Manche moderne vollgefederte E-Mountainbikes haben ein Gewichtsproblem. Ihr maximal zulässiges Gesamtgewicht beträgt 120 Kilogramm oder nur wenig mehr. Menschen mit einer Körperlänge von 1,90 Meter oder mehr und der Vorliebe für die Hantelbank im Fitnessstudio stoßen bei solchen E-Bikes schnell an die Grenzen des Zugelassenen. Selbst ohne Rucksack mit Proviant für eine Tour und den Ersatzakku. Warum aber liegt dieser Richtwert mitunter so niedrig? Und solltet ihr eure Kaufentscheidung davon abhängig machen? Diese und weitere Fragen haben wir Tim Salatzki gestellt, dem Leiter für Technik und Normung bei Zweirad-Industrie-Verband (ZIV).
Herr Salatzki, warum fällt das maximal zulässige Gesamtgewicht mancher vollgefederter E-Mountainbikes relativ gering aus?
Hinter der Zahl verbergen sich ganz verschiedene Anforderungen. Zum einen natürlich das simple mechanische Aushalten einer Last. Aber es geht zum Beispiel auch darum, ein bestimmtes Gewicht sicher und rechtzeitig zum Stehen zu bringen. Die Bremsleistung spielt bei der Festlegung dieser Grenze eine große Rolle.
Bei Carbon können viele einen geringeren Wert vermutlich noch nachvollziehen. Selbst bei E-Bikes mit Rahmen aus Aluminium trifft man aber 120 Kilogramm und nur ein bisschen mehr an, was durchaus verwundern kann. Welchen Einfluss hat denn das Material des Rahmens auf diese Werte?

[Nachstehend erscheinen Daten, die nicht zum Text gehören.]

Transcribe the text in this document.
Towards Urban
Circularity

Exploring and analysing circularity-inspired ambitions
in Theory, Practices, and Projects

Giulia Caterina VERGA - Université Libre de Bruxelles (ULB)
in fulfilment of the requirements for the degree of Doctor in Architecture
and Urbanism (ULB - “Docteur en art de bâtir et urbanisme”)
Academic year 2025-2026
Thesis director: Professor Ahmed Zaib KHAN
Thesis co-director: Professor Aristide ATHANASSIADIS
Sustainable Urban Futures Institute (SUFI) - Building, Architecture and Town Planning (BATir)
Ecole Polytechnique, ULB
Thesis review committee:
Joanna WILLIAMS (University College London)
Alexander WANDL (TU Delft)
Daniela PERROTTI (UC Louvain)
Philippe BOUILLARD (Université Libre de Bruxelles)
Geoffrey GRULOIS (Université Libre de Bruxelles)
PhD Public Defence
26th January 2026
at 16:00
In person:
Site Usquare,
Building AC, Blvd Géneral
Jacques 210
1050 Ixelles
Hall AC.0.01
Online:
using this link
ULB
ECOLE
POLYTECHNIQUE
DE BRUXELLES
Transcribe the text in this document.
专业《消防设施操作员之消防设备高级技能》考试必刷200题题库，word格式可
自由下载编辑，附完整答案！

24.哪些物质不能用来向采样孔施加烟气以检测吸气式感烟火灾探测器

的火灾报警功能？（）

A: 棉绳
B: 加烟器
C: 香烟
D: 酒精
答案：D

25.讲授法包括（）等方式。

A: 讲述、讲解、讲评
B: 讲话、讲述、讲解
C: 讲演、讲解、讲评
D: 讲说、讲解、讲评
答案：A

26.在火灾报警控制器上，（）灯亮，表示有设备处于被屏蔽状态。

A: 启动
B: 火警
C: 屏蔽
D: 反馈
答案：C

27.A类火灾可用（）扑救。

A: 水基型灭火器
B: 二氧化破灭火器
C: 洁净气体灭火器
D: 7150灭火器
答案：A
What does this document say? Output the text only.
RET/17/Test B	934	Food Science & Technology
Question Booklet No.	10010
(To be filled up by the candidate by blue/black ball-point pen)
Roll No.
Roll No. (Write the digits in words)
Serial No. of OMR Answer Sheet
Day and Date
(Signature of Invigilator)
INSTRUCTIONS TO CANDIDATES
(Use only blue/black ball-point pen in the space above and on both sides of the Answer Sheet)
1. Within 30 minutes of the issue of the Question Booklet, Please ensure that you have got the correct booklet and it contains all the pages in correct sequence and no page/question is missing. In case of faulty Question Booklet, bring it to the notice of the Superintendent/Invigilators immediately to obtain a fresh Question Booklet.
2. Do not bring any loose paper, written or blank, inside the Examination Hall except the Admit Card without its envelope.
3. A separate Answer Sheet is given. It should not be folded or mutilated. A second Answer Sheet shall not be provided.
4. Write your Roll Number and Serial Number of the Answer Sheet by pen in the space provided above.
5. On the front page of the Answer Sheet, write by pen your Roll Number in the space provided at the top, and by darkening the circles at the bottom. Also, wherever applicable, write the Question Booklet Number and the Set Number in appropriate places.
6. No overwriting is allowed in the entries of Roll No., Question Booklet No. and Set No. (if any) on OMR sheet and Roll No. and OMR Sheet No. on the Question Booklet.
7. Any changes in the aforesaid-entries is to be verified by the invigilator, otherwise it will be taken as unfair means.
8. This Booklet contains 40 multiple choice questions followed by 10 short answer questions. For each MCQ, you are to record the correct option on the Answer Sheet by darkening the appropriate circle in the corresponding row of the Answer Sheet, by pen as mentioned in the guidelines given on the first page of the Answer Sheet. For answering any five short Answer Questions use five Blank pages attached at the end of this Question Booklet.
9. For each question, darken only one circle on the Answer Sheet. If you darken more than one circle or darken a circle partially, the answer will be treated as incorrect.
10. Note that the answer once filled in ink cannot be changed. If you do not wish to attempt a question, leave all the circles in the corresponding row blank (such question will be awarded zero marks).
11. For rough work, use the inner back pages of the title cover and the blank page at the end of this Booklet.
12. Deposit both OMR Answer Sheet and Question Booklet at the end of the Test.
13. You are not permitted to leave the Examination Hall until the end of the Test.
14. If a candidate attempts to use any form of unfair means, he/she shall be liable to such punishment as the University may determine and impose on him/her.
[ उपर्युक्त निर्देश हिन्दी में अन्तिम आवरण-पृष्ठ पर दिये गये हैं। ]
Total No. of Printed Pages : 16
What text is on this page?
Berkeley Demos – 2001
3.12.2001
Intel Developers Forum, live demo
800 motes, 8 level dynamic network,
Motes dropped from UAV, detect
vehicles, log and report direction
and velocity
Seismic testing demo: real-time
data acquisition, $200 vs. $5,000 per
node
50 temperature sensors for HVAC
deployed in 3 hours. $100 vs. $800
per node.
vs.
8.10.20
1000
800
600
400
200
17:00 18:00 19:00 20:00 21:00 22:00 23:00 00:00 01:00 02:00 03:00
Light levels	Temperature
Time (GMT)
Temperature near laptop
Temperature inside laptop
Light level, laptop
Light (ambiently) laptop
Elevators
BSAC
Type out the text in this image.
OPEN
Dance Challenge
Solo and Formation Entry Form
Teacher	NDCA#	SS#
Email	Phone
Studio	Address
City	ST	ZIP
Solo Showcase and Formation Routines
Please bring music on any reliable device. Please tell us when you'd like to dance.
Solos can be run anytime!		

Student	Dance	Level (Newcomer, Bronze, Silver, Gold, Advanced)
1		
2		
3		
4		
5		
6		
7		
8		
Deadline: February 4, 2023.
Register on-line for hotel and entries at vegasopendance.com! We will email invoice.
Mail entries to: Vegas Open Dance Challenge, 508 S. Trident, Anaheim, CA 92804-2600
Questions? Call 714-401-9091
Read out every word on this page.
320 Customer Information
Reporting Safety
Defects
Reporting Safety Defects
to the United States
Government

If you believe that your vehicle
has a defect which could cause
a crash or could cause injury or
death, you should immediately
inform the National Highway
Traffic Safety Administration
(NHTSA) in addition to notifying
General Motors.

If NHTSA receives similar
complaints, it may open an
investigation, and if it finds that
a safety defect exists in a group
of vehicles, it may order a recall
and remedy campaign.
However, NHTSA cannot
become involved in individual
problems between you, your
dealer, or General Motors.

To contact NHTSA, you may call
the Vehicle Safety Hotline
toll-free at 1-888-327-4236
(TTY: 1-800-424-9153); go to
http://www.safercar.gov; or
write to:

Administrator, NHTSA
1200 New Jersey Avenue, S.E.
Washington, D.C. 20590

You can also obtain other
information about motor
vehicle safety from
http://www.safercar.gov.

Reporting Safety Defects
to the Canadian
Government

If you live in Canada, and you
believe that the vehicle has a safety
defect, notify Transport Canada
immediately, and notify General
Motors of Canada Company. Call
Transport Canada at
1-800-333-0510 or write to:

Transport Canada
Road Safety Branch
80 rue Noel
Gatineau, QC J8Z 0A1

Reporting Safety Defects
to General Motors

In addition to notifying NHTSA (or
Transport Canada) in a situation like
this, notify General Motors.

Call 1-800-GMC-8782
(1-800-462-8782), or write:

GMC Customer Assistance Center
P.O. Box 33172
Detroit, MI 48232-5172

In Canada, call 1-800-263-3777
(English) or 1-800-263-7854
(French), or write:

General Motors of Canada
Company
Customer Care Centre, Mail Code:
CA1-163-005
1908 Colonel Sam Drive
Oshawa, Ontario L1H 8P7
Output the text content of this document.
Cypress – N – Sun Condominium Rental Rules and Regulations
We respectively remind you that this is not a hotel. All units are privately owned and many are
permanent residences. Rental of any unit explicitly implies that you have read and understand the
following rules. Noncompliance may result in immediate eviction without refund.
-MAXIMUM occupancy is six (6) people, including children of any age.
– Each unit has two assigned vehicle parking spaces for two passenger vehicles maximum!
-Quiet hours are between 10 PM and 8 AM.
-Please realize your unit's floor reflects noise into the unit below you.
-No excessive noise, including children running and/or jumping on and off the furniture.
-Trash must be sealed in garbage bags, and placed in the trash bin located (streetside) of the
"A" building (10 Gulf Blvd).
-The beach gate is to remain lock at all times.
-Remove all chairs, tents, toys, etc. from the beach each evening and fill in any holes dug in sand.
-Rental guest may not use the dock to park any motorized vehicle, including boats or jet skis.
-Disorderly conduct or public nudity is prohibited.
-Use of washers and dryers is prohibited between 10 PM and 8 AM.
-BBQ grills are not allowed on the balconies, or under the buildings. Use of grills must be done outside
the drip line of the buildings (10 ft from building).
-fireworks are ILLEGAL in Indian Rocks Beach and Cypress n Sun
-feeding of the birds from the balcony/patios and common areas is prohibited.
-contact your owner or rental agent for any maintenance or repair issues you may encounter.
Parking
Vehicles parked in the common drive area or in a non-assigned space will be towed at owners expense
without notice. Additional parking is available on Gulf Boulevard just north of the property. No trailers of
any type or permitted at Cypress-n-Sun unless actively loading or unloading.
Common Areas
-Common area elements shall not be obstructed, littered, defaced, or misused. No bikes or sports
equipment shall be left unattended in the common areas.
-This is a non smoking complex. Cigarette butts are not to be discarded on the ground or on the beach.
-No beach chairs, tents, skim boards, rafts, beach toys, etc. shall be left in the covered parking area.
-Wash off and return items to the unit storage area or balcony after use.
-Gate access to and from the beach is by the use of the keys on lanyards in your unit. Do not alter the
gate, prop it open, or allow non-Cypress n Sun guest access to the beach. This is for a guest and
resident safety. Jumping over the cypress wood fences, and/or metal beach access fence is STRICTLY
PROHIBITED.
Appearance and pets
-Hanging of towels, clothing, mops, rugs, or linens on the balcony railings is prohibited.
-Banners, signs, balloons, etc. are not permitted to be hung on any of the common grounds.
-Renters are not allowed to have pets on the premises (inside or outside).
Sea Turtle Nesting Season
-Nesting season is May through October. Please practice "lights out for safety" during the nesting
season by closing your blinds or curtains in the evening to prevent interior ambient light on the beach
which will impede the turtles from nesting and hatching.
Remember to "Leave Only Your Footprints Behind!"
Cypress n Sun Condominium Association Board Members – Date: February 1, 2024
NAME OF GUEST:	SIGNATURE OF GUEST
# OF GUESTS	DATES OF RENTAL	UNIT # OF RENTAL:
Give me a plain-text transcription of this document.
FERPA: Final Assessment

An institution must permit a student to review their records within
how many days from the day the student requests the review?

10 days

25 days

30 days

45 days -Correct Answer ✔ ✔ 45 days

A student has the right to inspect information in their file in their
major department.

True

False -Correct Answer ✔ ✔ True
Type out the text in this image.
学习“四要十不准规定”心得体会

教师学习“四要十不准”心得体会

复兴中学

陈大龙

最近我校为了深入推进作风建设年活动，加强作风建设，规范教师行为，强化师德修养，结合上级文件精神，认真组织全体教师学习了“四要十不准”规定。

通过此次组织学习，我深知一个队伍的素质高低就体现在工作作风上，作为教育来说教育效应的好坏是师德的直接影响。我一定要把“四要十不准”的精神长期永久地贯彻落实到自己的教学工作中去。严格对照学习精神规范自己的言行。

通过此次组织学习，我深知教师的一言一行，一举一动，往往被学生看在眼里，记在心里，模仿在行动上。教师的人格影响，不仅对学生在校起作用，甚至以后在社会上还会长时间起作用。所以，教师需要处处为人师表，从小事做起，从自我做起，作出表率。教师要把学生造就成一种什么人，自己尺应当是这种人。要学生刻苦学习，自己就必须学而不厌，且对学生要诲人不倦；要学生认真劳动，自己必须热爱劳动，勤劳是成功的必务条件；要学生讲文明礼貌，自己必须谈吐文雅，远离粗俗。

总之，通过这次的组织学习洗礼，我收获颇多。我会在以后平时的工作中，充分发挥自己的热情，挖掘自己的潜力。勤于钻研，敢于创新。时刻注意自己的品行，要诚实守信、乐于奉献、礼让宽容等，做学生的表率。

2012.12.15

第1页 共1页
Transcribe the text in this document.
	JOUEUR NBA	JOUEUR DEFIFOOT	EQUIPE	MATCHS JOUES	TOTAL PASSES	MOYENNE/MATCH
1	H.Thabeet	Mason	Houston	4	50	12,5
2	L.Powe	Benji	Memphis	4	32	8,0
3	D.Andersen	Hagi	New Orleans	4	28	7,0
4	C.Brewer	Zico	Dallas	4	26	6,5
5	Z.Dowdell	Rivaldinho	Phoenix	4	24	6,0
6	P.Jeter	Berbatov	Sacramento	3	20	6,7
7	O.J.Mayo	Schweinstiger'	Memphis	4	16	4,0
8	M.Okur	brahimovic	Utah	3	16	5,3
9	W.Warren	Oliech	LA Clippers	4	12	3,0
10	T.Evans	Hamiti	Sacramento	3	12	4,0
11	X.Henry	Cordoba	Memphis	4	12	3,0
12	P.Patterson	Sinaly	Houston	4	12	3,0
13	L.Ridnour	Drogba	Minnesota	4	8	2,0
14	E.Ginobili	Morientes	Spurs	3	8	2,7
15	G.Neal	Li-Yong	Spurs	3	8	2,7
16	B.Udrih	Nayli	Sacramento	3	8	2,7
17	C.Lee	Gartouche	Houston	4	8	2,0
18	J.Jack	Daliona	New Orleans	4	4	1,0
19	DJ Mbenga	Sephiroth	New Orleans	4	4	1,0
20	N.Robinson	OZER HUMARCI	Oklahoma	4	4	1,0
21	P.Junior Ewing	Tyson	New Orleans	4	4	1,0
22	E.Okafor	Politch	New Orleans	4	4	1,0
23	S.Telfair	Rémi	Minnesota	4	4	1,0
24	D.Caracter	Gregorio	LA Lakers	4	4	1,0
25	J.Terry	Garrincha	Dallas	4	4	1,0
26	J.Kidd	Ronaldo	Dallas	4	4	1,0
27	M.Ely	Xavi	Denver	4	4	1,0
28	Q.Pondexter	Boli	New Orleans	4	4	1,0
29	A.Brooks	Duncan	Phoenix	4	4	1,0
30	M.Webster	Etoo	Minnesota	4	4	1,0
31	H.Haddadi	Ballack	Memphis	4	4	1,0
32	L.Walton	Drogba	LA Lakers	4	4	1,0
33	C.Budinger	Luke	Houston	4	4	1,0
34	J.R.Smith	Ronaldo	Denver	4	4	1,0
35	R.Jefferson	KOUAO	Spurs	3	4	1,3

Da gibt es tatsächlich keine allgemeingültige Regel. Schließlich ist kein Fahrrad dauerfest konstruiert. Die Materialien, die Materialzusammensetzung, die Legierungen der Metalle und auch die Verbindungstechnik, all das ist auf ein bestimmtes Nutzungsszenario, eine Nutzungsdauer und eine Nutzungsintensität ausgelegt. Wie ein Pkw. Auch von dem halten nur wenige eine Millionen Kilometer durch. Irgendwann gehen Teile kaputt. So sieht’s beim Fahrrad auch aus.
Welche Faktoren berücksichtigt denn das maximal zulässige Gesamtgewicht noch, abgesehen vom Rahmenmaterial?
Oh, die Liste ist lang. Meine Fahrweise beeinflusst zum Beispiel sehr stark die Haltbarkeit der mechanischen Bauteile. Weiche ich bestimmten Ereignissen wie Wurzeln oder Sprüngen aus oder nehme ich alles mit. Jemand, der sehr sportlich fährt und das Rad sehr intensiv nutzt, belastet das Material stärker als jemand, der wenig fährt.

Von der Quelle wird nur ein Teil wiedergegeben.